A summer jam can be many things, but mostly it should inspire you to crank the stereo to 11, pour a drink and wiggle. Few songs do this as well as the 1991 classic by The Fresh Prince (Will Smith, for those of you who weren’t born yet) and DJ Jazzy Jeff: “Summertime,” an anthem to everything wonderful about summer.
The challenge, of course, is to create a drink worthy of the lyrics, the music video, the background singers and their glorious chirrup of “summer, summer, summertime.” Start by dropping the brown spirits, ignoring your heavy hitters, putting down the vodka. “You’re invited to a barbecue that’s starting at 4,” as the song goes, so it’s time to whip up a batch of summer’s favorite party cocktail: sangria.
You can do better than the recipe you’ve been using since you were 21. Upgrade to a base of a summery rose, and hit the farmers market for some lush stone fruit, which are trickling into market from now until September. Peaches, apricots, nectarines — they’re all perfectly lovely swimming in this porch pounder.
Ready the punch bowl. After a few sips of this drink “everybody come lookin’ real fine.”
The Fresh Pink of Bel-Air Sangria
Prep: 15 minutes
Makes: 8-10 servings
2 bottles still rose wine
1 cup sliced stone fruit (peaches, cherries, apricots or nectarines, or a combination of your choosing)

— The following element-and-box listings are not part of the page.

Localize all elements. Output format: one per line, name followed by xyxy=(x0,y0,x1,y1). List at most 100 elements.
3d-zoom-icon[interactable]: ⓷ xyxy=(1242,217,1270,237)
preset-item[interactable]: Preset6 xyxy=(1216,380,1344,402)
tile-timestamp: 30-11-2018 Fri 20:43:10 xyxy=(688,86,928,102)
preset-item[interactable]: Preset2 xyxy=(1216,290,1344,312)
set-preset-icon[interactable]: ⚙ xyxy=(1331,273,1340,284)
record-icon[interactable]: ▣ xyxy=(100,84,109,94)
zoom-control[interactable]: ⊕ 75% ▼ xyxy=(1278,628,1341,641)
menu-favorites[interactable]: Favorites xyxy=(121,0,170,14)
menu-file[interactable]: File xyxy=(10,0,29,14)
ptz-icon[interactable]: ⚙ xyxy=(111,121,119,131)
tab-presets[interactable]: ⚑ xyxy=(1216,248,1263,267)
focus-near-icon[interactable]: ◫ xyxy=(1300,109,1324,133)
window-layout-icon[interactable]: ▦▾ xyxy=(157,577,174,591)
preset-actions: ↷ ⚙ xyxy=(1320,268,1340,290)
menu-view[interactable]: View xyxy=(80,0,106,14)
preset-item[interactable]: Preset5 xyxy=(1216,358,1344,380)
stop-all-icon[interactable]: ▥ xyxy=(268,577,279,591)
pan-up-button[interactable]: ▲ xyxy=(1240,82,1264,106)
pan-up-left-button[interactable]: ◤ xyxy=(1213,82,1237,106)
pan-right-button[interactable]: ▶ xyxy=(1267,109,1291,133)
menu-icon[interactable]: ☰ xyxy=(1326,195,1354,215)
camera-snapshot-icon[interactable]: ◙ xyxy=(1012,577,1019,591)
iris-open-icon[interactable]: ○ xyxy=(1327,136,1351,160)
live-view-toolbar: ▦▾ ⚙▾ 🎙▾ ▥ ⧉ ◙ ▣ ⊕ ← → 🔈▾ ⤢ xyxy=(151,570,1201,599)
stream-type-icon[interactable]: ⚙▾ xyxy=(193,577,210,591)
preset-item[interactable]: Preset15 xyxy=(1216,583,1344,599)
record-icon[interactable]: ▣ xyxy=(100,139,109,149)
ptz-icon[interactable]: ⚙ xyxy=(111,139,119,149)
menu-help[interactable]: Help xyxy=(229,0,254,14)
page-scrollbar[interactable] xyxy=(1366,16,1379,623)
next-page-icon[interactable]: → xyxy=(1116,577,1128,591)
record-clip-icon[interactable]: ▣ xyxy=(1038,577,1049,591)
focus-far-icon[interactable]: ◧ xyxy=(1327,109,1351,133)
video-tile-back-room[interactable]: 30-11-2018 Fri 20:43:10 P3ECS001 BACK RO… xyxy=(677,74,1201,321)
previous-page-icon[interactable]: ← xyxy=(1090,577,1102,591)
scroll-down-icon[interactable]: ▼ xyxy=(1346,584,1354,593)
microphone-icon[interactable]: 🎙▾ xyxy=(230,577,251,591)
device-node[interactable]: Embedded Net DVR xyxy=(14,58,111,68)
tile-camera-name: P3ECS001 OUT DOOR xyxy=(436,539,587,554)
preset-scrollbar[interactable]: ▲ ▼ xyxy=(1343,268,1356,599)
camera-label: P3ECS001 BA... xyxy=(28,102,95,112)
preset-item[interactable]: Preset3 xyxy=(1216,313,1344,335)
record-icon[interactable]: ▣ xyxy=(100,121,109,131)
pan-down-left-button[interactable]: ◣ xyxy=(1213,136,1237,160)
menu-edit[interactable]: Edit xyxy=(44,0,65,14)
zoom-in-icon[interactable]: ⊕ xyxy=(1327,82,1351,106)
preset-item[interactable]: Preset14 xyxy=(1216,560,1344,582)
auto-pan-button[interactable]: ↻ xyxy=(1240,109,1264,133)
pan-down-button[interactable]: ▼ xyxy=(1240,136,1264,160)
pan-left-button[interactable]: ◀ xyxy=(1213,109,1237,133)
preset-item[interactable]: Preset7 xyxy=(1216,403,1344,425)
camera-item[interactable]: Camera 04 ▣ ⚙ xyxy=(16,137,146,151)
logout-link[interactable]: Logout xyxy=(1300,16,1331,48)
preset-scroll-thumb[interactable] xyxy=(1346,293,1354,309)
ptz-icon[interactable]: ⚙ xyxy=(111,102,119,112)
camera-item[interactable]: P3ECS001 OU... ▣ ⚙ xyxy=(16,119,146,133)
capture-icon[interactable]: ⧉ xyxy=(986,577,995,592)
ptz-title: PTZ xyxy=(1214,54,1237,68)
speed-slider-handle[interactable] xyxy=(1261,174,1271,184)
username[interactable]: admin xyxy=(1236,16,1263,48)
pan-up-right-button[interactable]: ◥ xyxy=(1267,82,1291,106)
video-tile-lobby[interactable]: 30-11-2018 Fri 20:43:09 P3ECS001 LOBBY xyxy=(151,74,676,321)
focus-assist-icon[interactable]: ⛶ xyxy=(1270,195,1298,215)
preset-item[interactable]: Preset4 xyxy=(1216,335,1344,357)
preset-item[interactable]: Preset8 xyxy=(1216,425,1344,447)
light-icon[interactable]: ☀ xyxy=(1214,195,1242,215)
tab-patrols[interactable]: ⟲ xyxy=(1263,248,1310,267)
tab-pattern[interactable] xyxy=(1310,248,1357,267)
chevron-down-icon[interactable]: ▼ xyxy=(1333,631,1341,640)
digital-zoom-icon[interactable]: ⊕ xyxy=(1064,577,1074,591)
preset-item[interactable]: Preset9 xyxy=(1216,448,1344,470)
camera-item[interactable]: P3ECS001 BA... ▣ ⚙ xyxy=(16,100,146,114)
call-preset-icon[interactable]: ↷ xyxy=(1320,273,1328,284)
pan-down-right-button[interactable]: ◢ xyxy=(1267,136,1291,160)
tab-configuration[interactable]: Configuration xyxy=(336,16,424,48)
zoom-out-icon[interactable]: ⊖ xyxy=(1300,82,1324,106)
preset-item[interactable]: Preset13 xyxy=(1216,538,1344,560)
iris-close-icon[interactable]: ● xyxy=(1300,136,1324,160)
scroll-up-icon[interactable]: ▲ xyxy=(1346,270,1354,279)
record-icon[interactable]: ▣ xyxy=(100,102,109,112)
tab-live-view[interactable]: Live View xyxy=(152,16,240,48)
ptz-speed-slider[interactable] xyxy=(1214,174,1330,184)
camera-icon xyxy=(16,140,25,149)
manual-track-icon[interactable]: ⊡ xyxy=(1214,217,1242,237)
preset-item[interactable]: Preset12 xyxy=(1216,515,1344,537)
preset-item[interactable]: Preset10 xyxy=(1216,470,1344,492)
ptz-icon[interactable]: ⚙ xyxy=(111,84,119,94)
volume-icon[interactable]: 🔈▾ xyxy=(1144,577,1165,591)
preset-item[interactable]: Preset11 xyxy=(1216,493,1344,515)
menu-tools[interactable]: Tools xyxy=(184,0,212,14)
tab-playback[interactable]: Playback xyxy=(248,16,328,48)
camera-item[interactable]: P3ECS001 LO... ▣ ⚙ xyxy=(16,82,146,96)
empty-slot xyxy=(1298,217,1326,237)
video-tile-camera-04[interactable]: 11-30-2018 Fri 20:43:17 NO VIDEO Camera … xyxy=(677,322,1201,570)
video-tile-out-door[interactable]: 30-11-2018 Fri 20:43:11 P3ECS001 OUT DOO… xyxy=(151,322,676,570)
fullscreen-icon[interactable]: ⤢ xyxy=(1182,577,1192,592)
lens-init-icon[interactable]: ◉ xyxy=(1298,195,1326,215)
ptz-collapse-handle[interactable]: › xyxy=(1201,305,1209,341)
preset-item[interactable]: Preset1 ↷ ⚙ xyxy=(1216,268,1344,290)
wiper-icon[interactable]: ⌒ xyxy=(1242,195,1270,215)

1 cup sliced strawberries or other ripe berries, like raspberries
1/4 cup elderflower liqueur, such as St-Germain, optional
1 bottle rose sparkling wine
1 cup sparkling water or soda, such as Topo Chico
10 mint leaves, plus extra for garnish
In a punch bowl, pitcher or similar large container, combine the still rose, fruit and
liqueur, if using. Give it a good stir and, if you have time, allow to macerate in the fridge for at least 1 hour (though overnight won’t hurt). Just before you serve, add the sparkling rose, water and mint. Serve with fruit floating in the glass and a mint-sprig garnish.